Come rilevato dalla più recente dottrina, i divieti di cui agli artt. 27-35 del codice possono coinvolgere tutti gli atti e i comportamenti (unilaterali o bilaterali) rilevanti ai fini della costituzione, dello svolgimento e della cessazione del rapporto. Sono coperte dai divieti tutte le fasi, quella precedente l’instaurazione del vincolo (in cui il soggetto si trova in una posizione di mera aspirazione al posto di lavoro) e dell’accesso, quella relativa alla formazione (nonché all’orientamento, al perfezionamento, all’aggiornamento, alla riqualificazione professionale, ai tirocini formativi e di orientamento), o allo svolgimento del rapporto (assegnazione di mansioni, trattamenti retributivi, trasferimenti, progressione in carriera ecc.), quella relativa all’estinzione, quella dell’accesso a forme di previdenza, di base e complementare, ed infine quella dell’affiliazione ad associazioni sindacali o professionali.

Il riferimento alle “condizioni di lavoro, compresa la retribuzione”, in ogni caso, implica l’astratta riconducibilità della fattispecie in esame nell’ambito delle discriminazioni considerate dal codice delle pari opportunità.

La tutela predisposta dall’art. 38 non ha natura cautelare poiché non presuppone una situazione di pericolo imminente che nella fattispecie sarebbe effettivamente arduo rinvenire (la condotta discriminatoria è molto risalente nel tempo). L’ordinamento assicura egualmente una tutela sommaria ossia particolarmente rapida, in ragione del rango degli interessi coinvolti, analogamente a quanto previsto in materia di tutela contro i comportamenti antisindacali (art. 28, L. 300/1970) o, più di recente e fino alle ultime riforme, di licenziamento ingiustificato.

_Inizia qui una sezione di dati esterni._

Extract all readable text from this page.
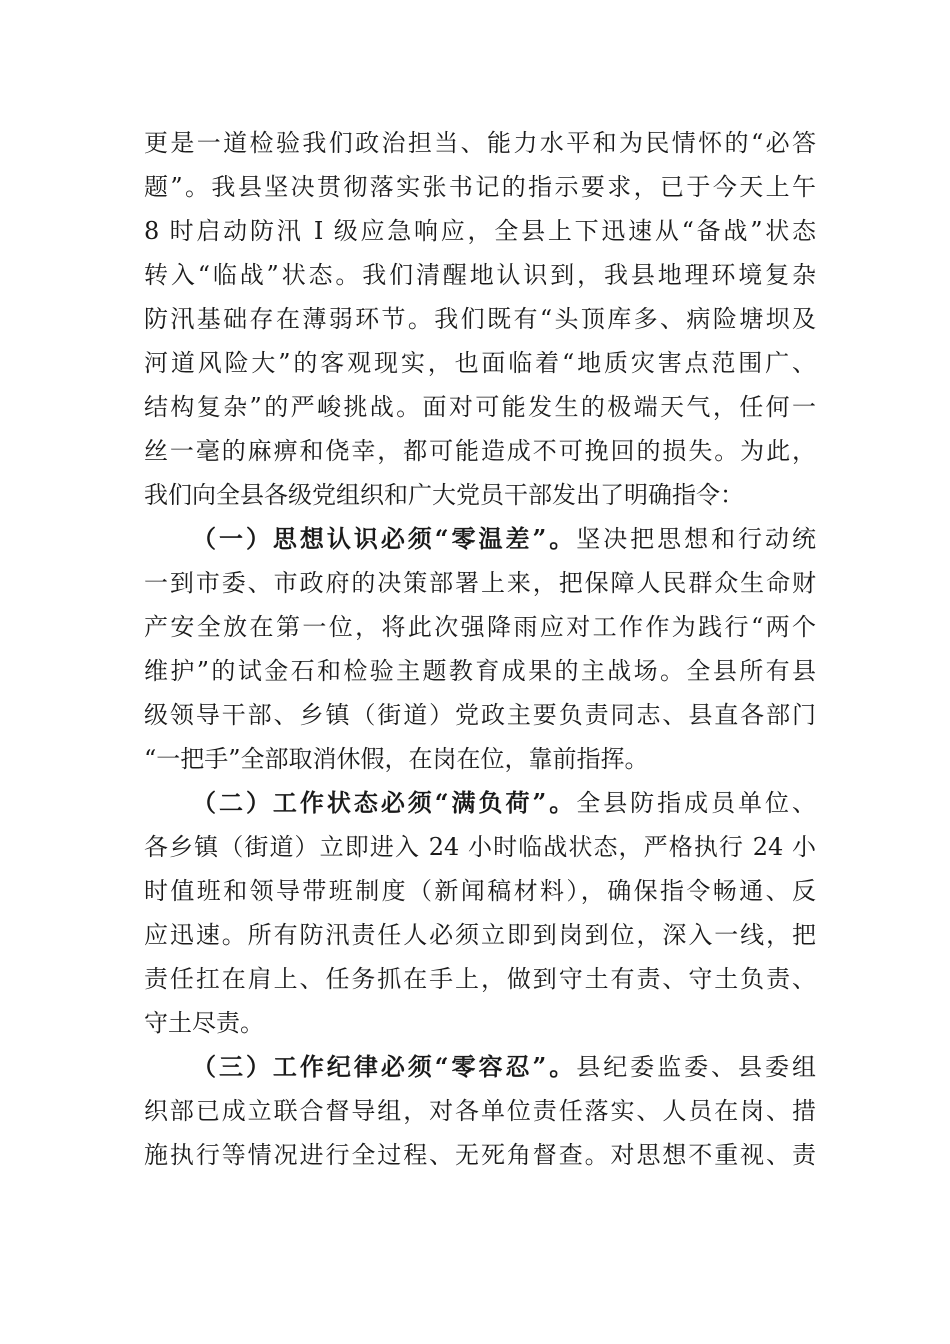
更是一道检验我们政治担当、能力水平和为民情怀的“必答
题”。我县坚决贯彻落实张书记的指示要求，已于今天上午
8 时启动防汛 I 级应急响应，全县上下迅速从“备战”状态
转入“临战”状态。我们清醒地认识到，我县地理环境复杂
防汛基础存在薄弱环节。我们既有“头顶库多、病险塘坝及
河道风险大”的客观现实，也面临着“地质灾害点范围广、
结构复杂”的严峻挑战。面对可能发生的极端天气，任何一
丝一毫的麻痹和侥幸，都可能造成不可挽回的损失。为此，
我们向全县各级党组织和广大党员干部发出了明确指令：
（一）思想认识必须“零温差”。坚决把思想和行动统
一到市委、市政府的决策部署上来，把保障人民群众生命财
产安全放在第一位，将此次强降雨应对工作作为践行“两个
维护”的试金石和检验主题教育成果的主战场。全县所有县
级领导干部、乡镇（街道）党政主要负责同志、县直各部门
“一把手”全部取消休假，在岗在位，靠前指挥。
（二）工作状态必须“满负荷”。全县防指成员单位、
各乡镇（街道）立即进入 24 小时临战状态，严格执行 24 小
时值班和领导带班制度（新闻稿材料），确保指令畅通、反
应迅速。所有防汛责任人必须立即到岗到位，深入一线，把
责任扛在肩上、任务抓在手上，做到守土有责、守土负责、
守土尽责。
（三）工作纪律必须“零容忍”。县纪委监委、县委组
织部已成立联合督导组，对各单位责任落实、人员在岗、措
施执行等情况进行全过程、无死角督查。对思想不重视、责
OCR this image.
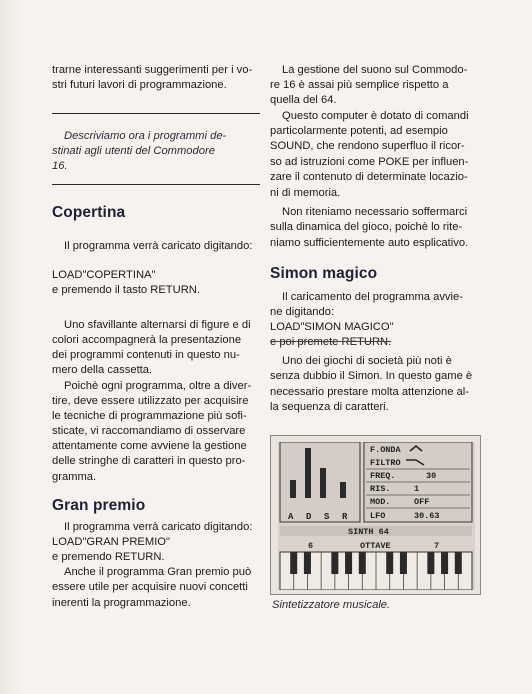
trarne interessanti suggerimenti per i vo-

stri futuri lavori di programmazione.

Descriviamo ora i programmi de-

stinati agli utenti del Commodore

16.

Copertina

Il programma verrà caricato digitando:

LOAD"COPERTINA"

e premendo il tasto RETURN.

Uno sfavillante alternarsi di figure e di

colori accompagnerà la presentazione

dei programmi contenuti in questo nu-

mero della cassetta.

Poichè ogni programma, oltre a diver-

tire, deve essere utilizzato per acquisire

le tecniche di programmazione più sofi-

sticate, vi raccomandiamo di osservare

attentamente come avviene la gestione

delle stringhe di caratteri in questo pro-

gramma.

Gran premio

Il programma verrà caricato digitando:

LOAD"GRAN PREMIO"

e premendo RETURN.

Anche il programma Gran premio può

essere utile per acquisire nuovi concetti

inerenti la programmazione.

La gestione del suono sul Commodo-

re 16 è assai più semplice rispetto a

quella del 64.

Questo computer è dotato di comandi

particolarmente potenti, ad esempio

SOUND, che rendono superfluo il ricor-

so ad istruzioni come POKE per influen-

zare il contenuto di determinate locazio-

ni di memoria.

Non riteniamo necessario soffermarci

sulla dinamica del gioco, poichè lo rite-

niamo sufficientemente auto esplicativo.

Simon magico

Il caricamento del programma avvie-

ne digitando:

LOAD"SIMON MAGICO"

e poi premete RETURN.

Uno dei giochi di società più noti è

senza dubbio il Simon. In questo game è

necessario prestare molta attenzione al-

la sequenza di caratteri.

A D S R
F.ONDA
FILTRO
FREQ.	30
RIS.	1
MOD.	OFF
LFO	30.63
SINTH 64
6	OTTAVE	7
Sintetizzatore musicale.
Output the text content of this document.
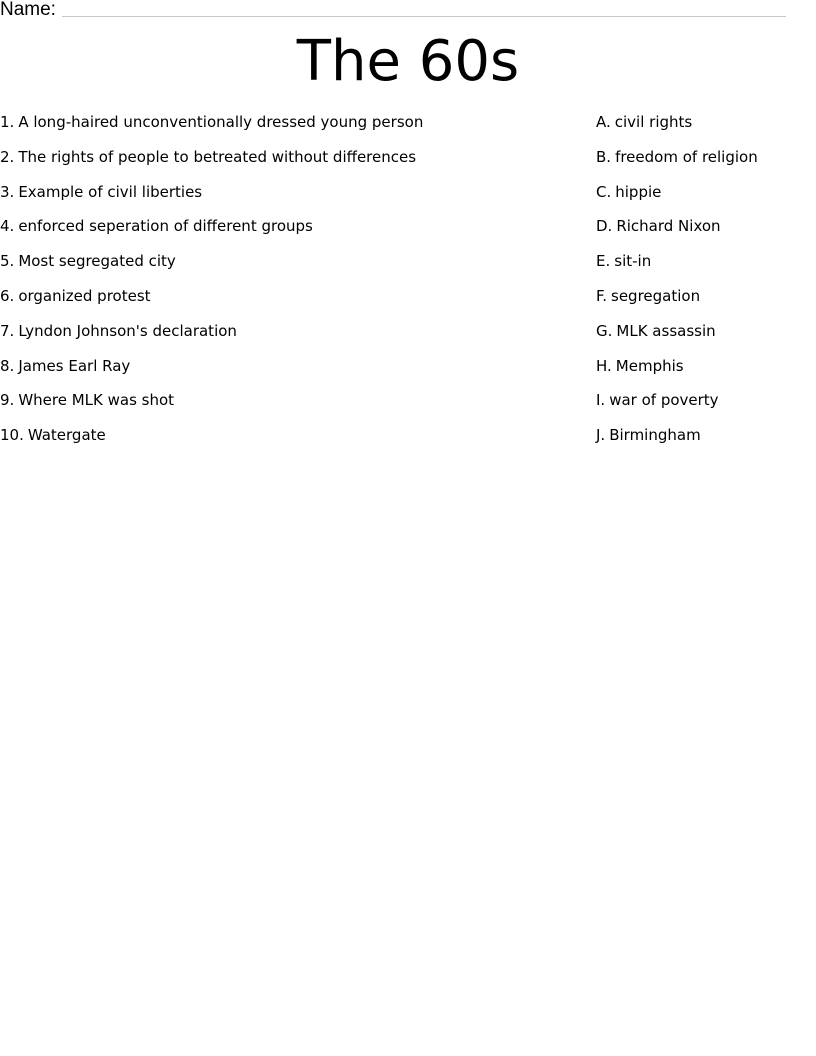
Name:
The 60s
1. A long-haired unconventionally dressed young person
2. The rights of people to betreated without differences
3. Example of civil liberties
4. enforced seperation of different groups
5. Most segregated city
6. organized protest
7. Lyndon Johnson's declaration
8. James Earl Ray
9. Where MLK was shot
10. Watergate
A. civil rights
B. freedom of religion
C. hippie
D. Richard Nixon
E. sit-in
F. segregation
G. MLK assassin
H. Memphis
I. war of poverty
J. Birmingham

Nel merito il ricorso va accolto.

L’accertamento della discriminazione diretta presuppone un giudizio di relazione in forza del quale possa affermarsi che il trattamento differenziato riservato alla ricorrente si ricolleghi causalmente ad uno dei fattori di discriminazione considerati dalla legge e quindi nel caso specifico alla maternità.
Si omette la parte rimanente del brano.